AI Development Challenges
These days artificial intelligence (AI) integration into solutions is one of the routine challenges of a Software Developer. In the early days of AI understanding algorithms and coding an entire machine learning framework was mission critical and usually within a small timeframe. Failure to produce an artificial intelligence was always an option, with many Developers not understanding how to create a coherent statistical analysis neural network that was optimised for its specific usage, not understanding how to iteratively assess a node effectively or the number of layers. Challenges of using poorly selected algorithms due to ambiguity, stopping machine learning processes too fast and producing error outside the model tolerance, error of design through poor user research and the list goes on.
These days Software Developers in a relatively short space of time have extensive domain knowledge freely available to them. Templated models created in controlled environments that can be disseminated to a whole team of Developers within the space of a few minutes. Need to create something complex and resource intensive, this can be uploaded to a cloud server and the machine learning (ML) for your project created extensively faster than on site.
The staple of online AI applications these days are modelled on the Software as a Service (SaaS) leveraging cloud real-time AI while the end user only needs a light-weight application that can be run on practically any device practically anywhere. For offline edge devices such as ‘assisted driving’ cars and manufacturing real-time inline quality inspection devices where connectivity to a server may be intermittent or cause too much lag AI ML is conducted first and then the AI placed into the product solution. This means the neural network weighting values are iteratively optimised based upon a dataset without further modification when shipped.
What is an AI Software Development Kit (SDK) Toolchain?
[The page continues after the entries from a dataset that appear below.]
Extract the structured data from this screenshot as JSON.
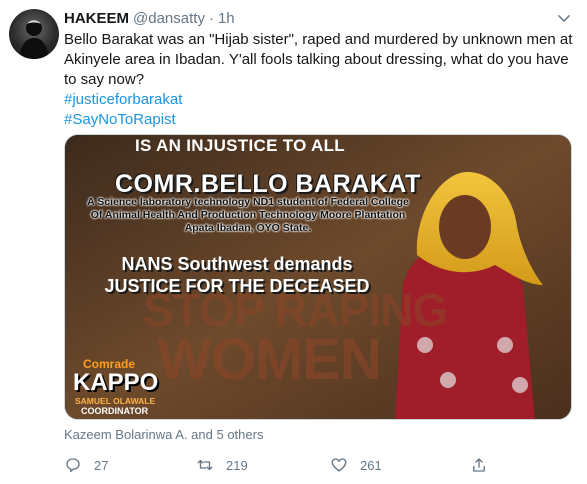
{
  "tweet": {
    "author_name": "HAKEEM",
    "handle": "@dansatty",
    "separator": "·",
    "time": "1h",
    "text": "Bello Barakat was an \"Hijab sister\", raped and murdered by unknown men at Akinyele area in Ibadan. Y'all fools talking about dressing, what do you have to say now?",
    "hashtags": [
      "#justiceforbarakat",
      "#SayNoToRapist"
    ],
    "social_context": "Kazeem Bolarinwa A. and 5 others",
    "actions": {
      "reply": {
        "icon": "reply-icon",
        "count": "27"
      },
      "retweet": {
        "icon": "retweet-icon",
        "count": "219"
      },
      "like": {
        "icon": "heart-icon",
        "count": "261"
      },
      "share": {
        "icon": "share-icon",
        "count": ""
      }
    },
    "more_icon": "chevron-down-icon"
  },
  "poster": {
    "headline": "IS AN INJUSTICE TO ALL",
    "name": "COMR.BELLO BARAKAT",
    "description": "A Science laboratory technology ND1 student of Federal College Of Animal Health And Production Technology Moore Plantation Apata Ibadan, OYO State.",
    "nans_line1": "NANS Southwest demands",
    "nans_line2": "JUSTICE FOR THE DECEASED",
    "stop_text": "STOP RAPING",
    "women_text": "WOMEN",
    "comrade": "Comrade",
    "kappo": "KAPPO",
    "samuel": "SAMUEL OLAWALE",
    "coordinator": "COORDINATOR"
  },
  "colors": {
    "link": "#1b95e0",
    "muted": "#657786",
    "text": "#14171a"
  }
}
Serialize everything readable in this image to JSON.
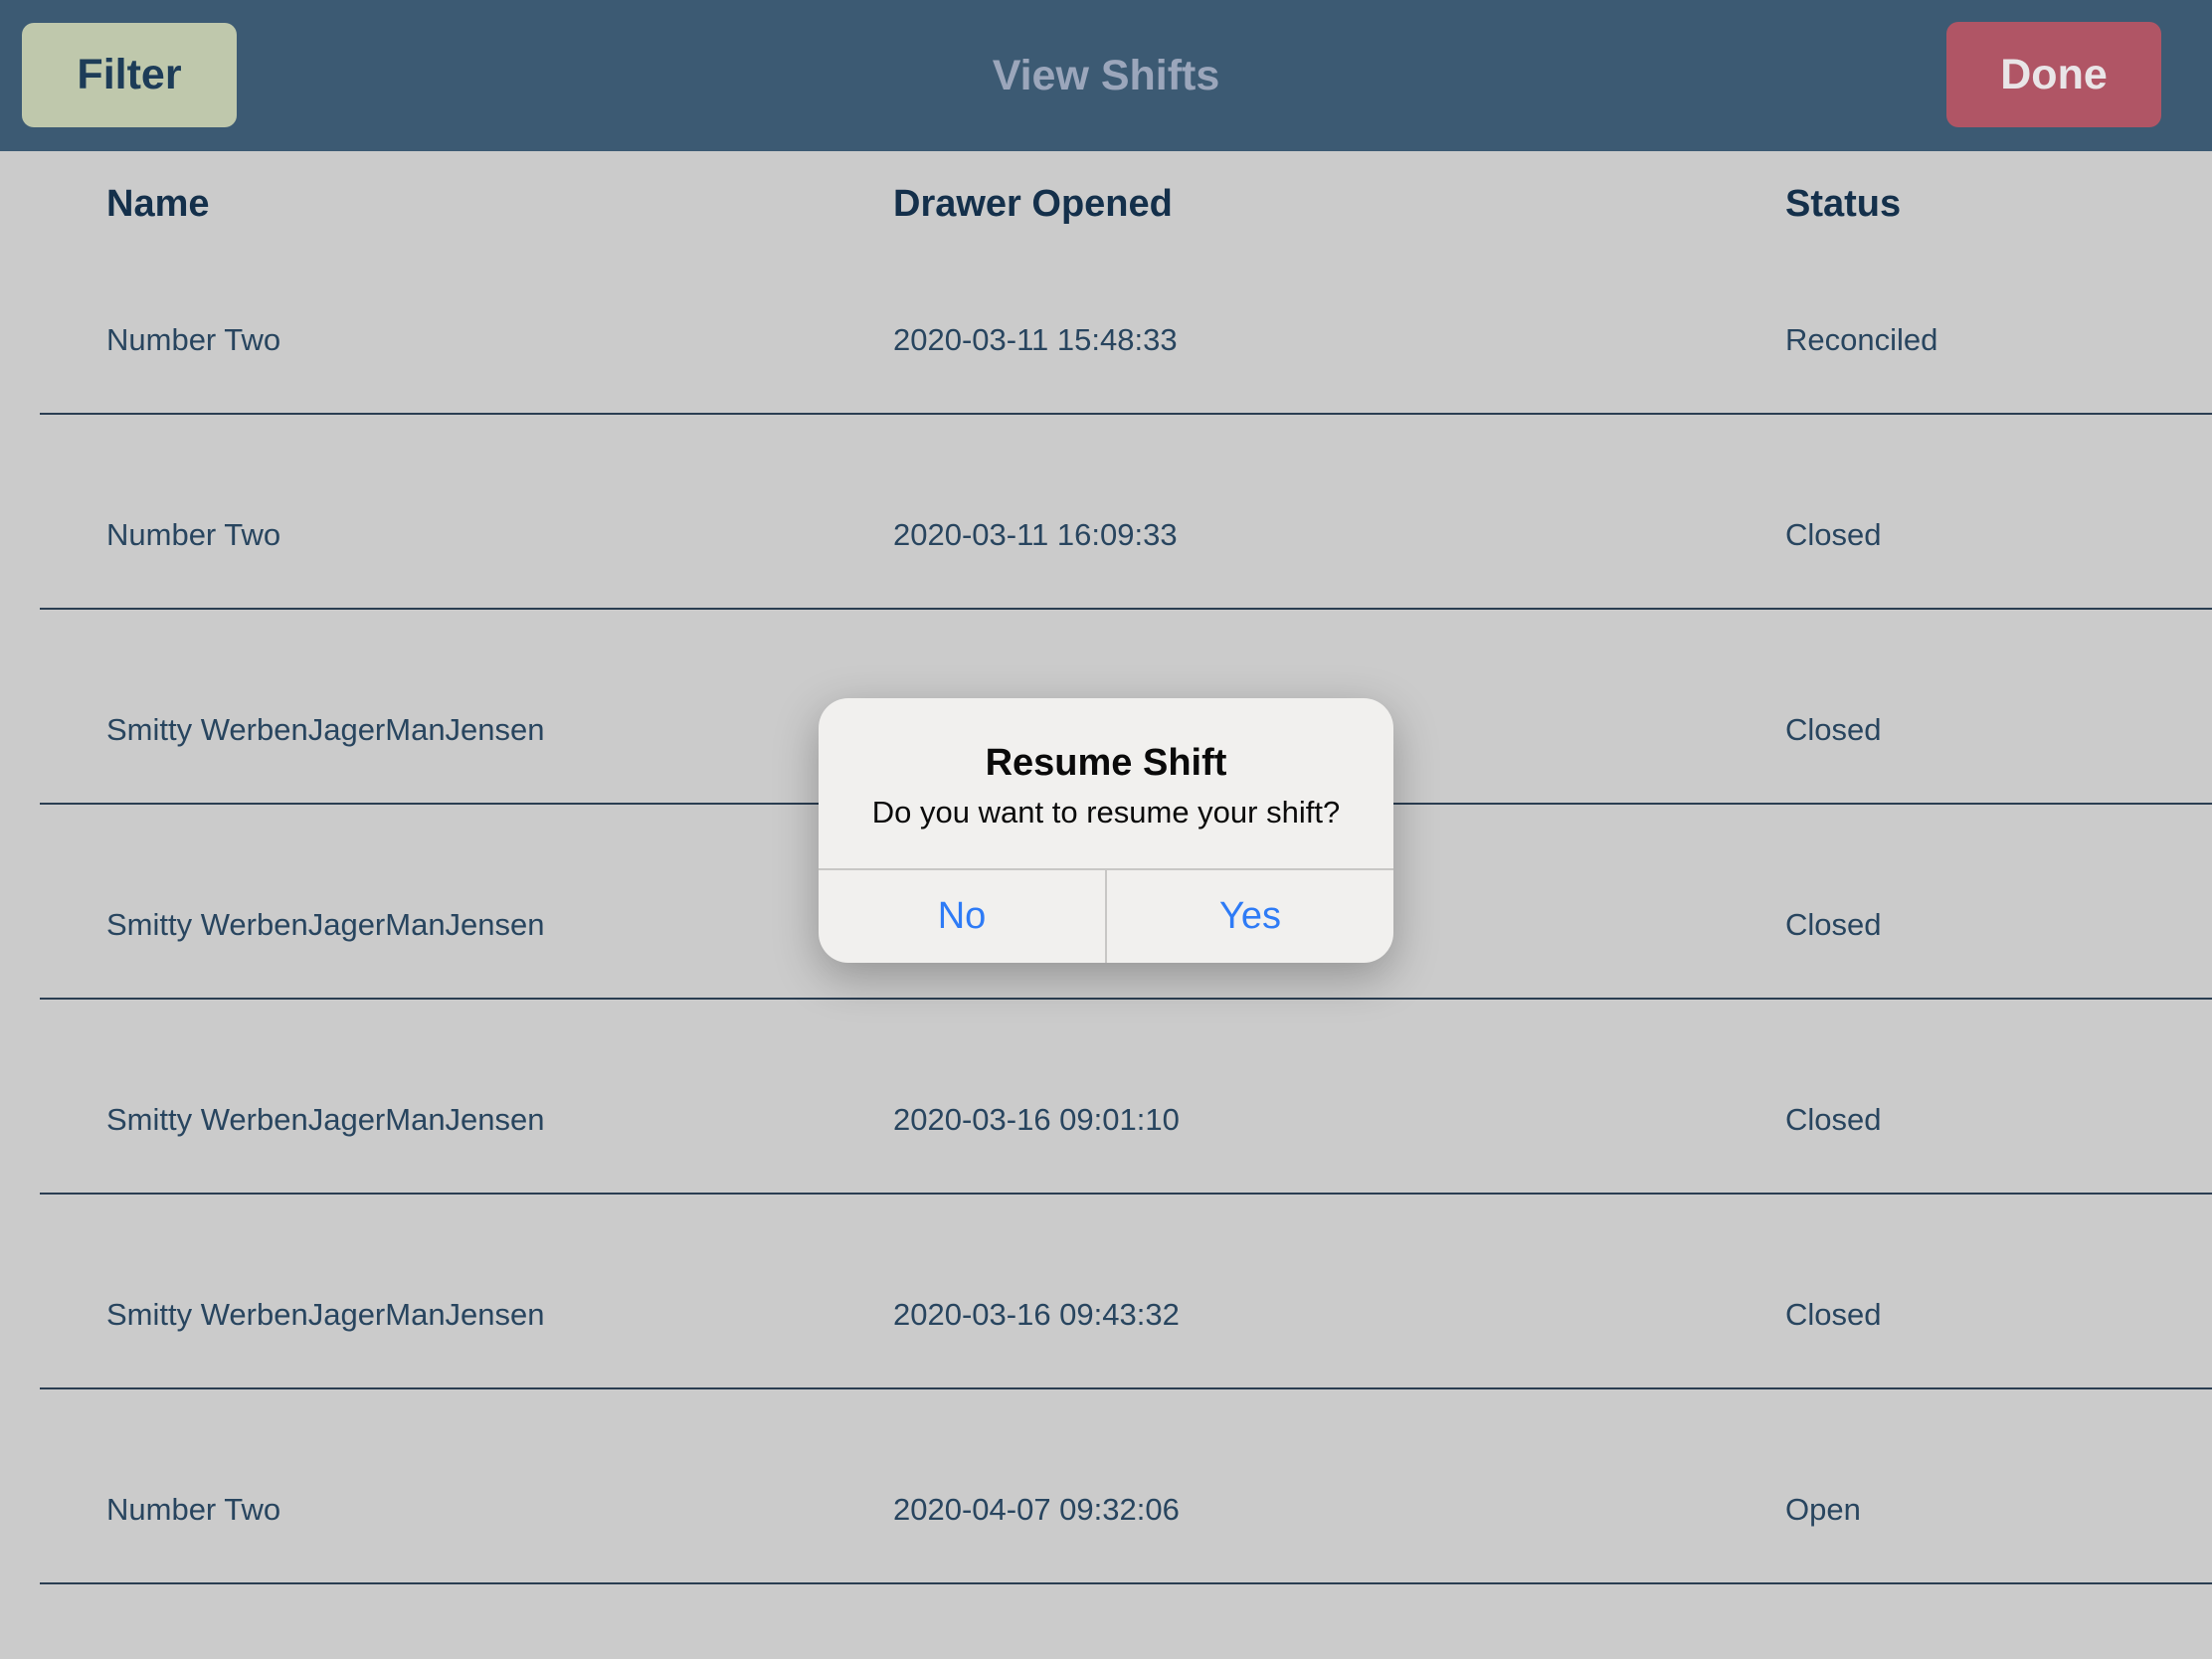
{
  "navbar": {
    "filter_label": "Filter",
    "title": "View Shifts",
    "done_label": "Done"
  },
  "table": {
    "columns": [
      "Name",
      "Drawer Opened",
      "Status"
    ],
    "rows": [
      {
        "name": "Number Two",
        "drawer_opened": "2020-03-11 15:48:33",
        "status": "Reconciled"
      },
      {
        "name": "Number Two",
        "drawer_opened": "2020-03-11 16:09:33",
        "status": "Closed"
      },
      {
        "name": "Smitty WerbenJagerManJensen",
        "drawer_opened": "",
        "status": "Closed"
      },
      {
        "name": "Smitty WerbenJagerManJensen",
        "drawer_opened": "",
        "status": "Closed"
      },
      {
        "name": "Smitty WerbenJagerManJensen",
        "drawer_opened": "2020-03-16 09:01:10",
        "status": "Closed"
      },
      {
        "name": "Smitty WerbenJagerManJensen",
        "drawer_opened": "2020-03-16 09:43:32",
        "status": "Closed"
      },
      {
        "name": "Number Two",
        "drawer_opened": "2020-04-07 09:32:06",
        "status": "Open"
      }
    ]
  },
  "dialog": {
    "title": "Resume Shift",
    "message": "Do you want to resume your shift?",
    "no_label": "No",
    "yes_label": "Yes"
  },
  "colors": {
    "navbar_bg": "#3c5a73",
    "filter_button_bg": "#bfc8ac",
    "done_button_bg": "#b05565",
    "page_bg": "#cbcbcb",
    "header_text": "#14304b",
    "row_text": "#28455f",
    "separator": "#2b3e52",
    "alert_bg": "#f1f0ee",
    "alert_action_blue": "#2e7bf6"
  }
}
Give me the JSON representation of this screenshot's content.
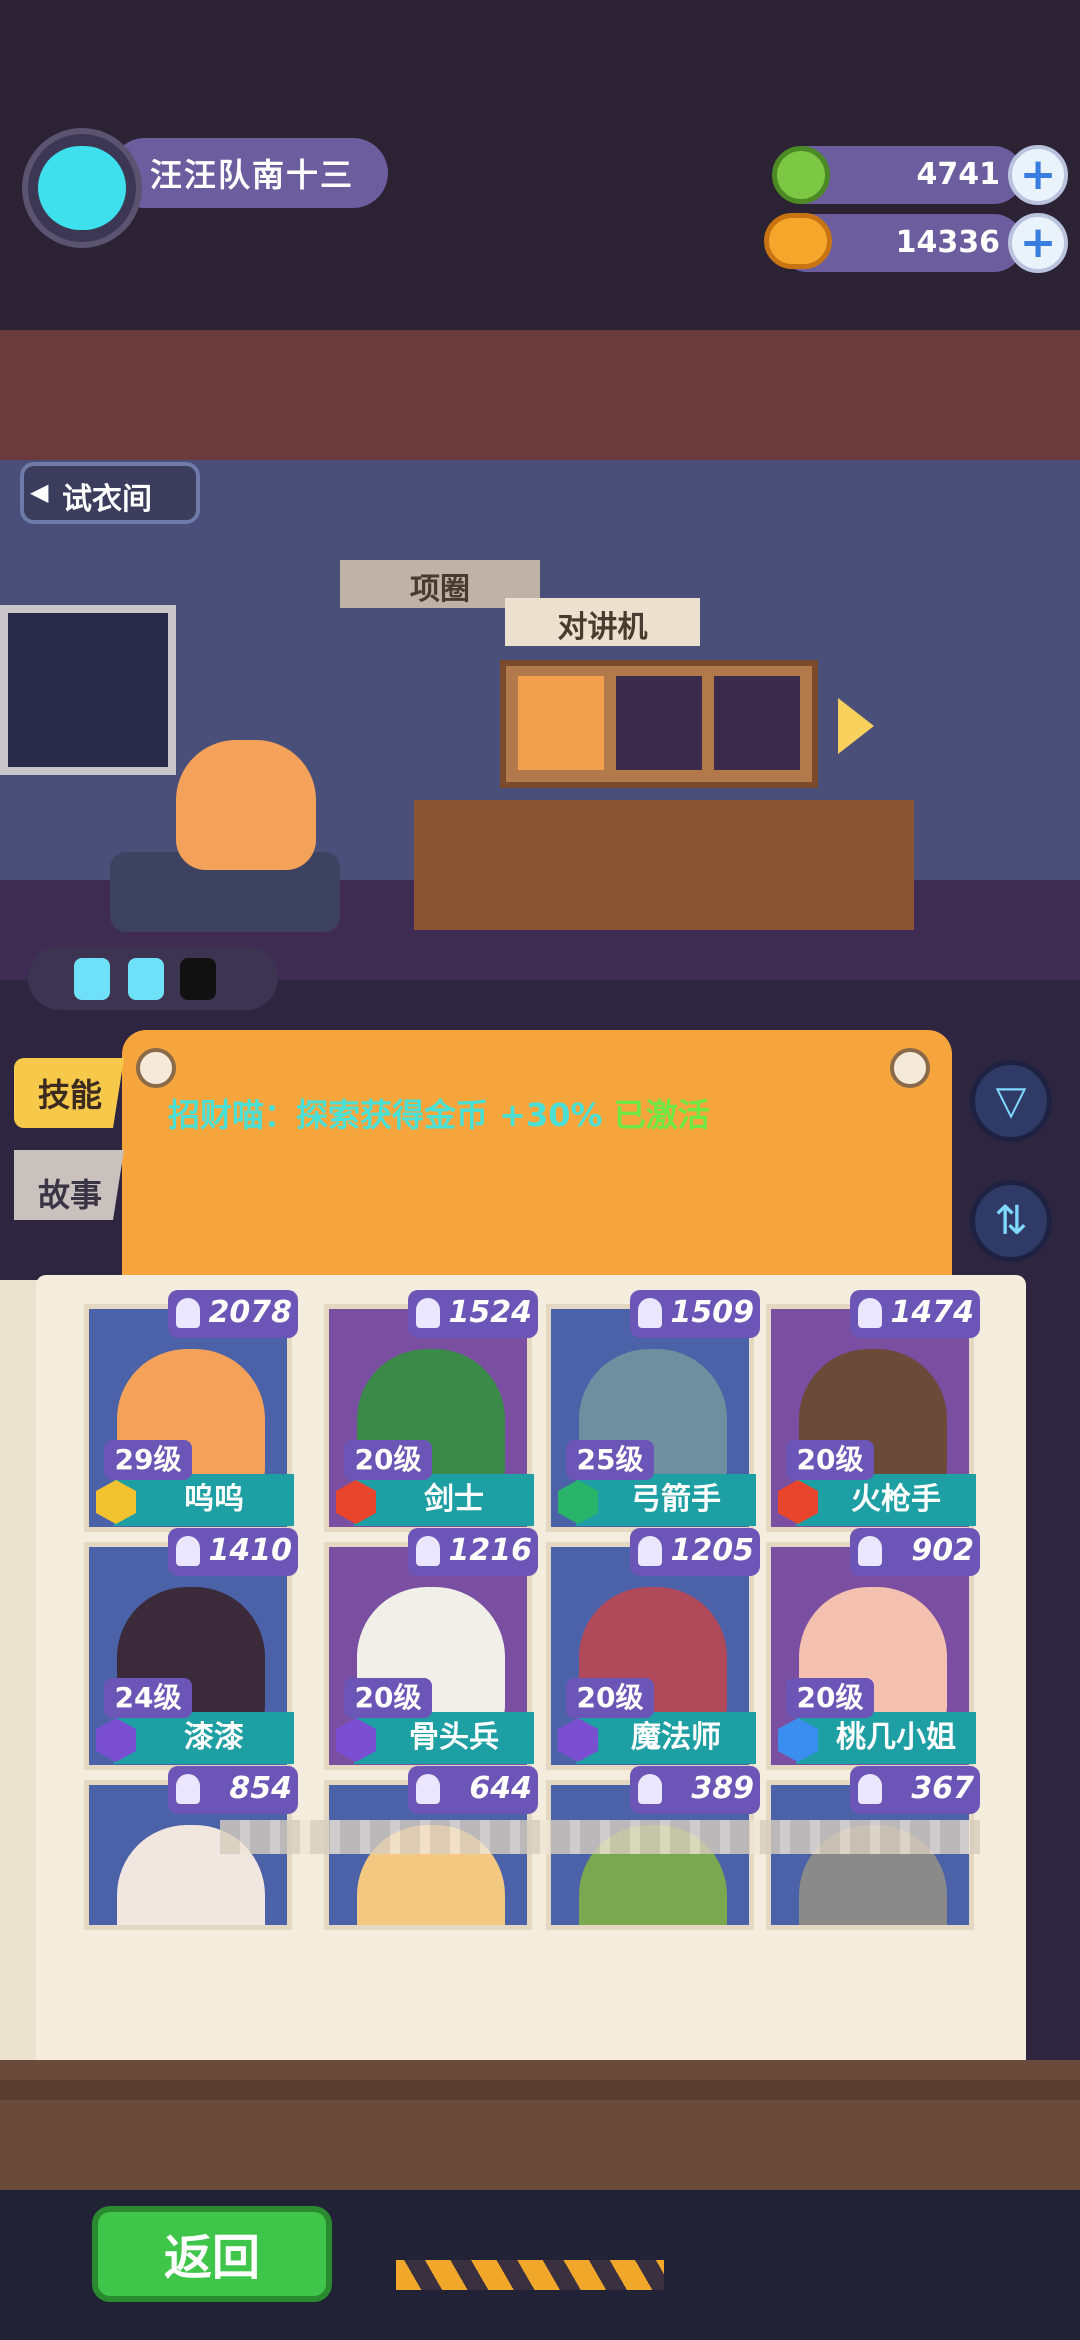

Deep learning SDKs are development kits that contain tools, coded functions, that can be called by the Software Developer to produce solutions quickly. Many AI solutions whether online or offline are created in standardised environments such as Docker. TensorFlow utilises it to its advantage as it allows team sharing during the development phase while also allowing a form of standardisation for deployment on hardware, while not the only way to work it can be very quick to integrate AI. What does this mean, well unlike virtual machines (VM) that identify and allocate resource based on a particular hardware build, these environment frameworks allow for unification at the operating system up while the hardware and system firmware can be very different.
So, what does this environment standardisation allow for deployment. Well, this is where AI software SDK toolchains become effective. The user trained neural network is high level. To get the hardware to interact with it a compiler is used between the hardware and the software and works as a profiler and emulator through various sublayers.
To optimise the solution a dedicated AI processor is typically housed on a PCIe card allowing it to be used in many diverse solutions with sensor input being taken by a regular CPU and pushed to the PCIe card for analysis and then fed back accordingly.
Another interesting feature of this type of AI SDK Toolchain is that by replacing the neural network standardised environment you instantly reused or recycled the device to perform a different operation. One day it could be used as a retail security system, identifying people and objects in store through a camera system mainboard, then quickly changed to conduct thermal sensing of customers during future pandemics as necessary requires.
An Exciting Future
What if you fail to sell an original product containing the hardware, well as it is mounted using PCIe it can be remounted in another product and given another neural network. This also allows for interesting business models to become achievable through deep learning SDKs. Perhaps in future more AI based devices will not be sold but provided as part of a service contract similar to a photocopier. The modular nature and dexterity of the Toolchain allows for newer products to user older hardware. When a photocopier is renewed after the end of a service contract it is usually through a restyled exterior and only key wearable parts. The possibilities due to the modular nature of both the AI SDK Toolchain and modular hardware and dedicated AI processor options a very exciting and sustainable place for users and a much more efficient working environment for Software Developers.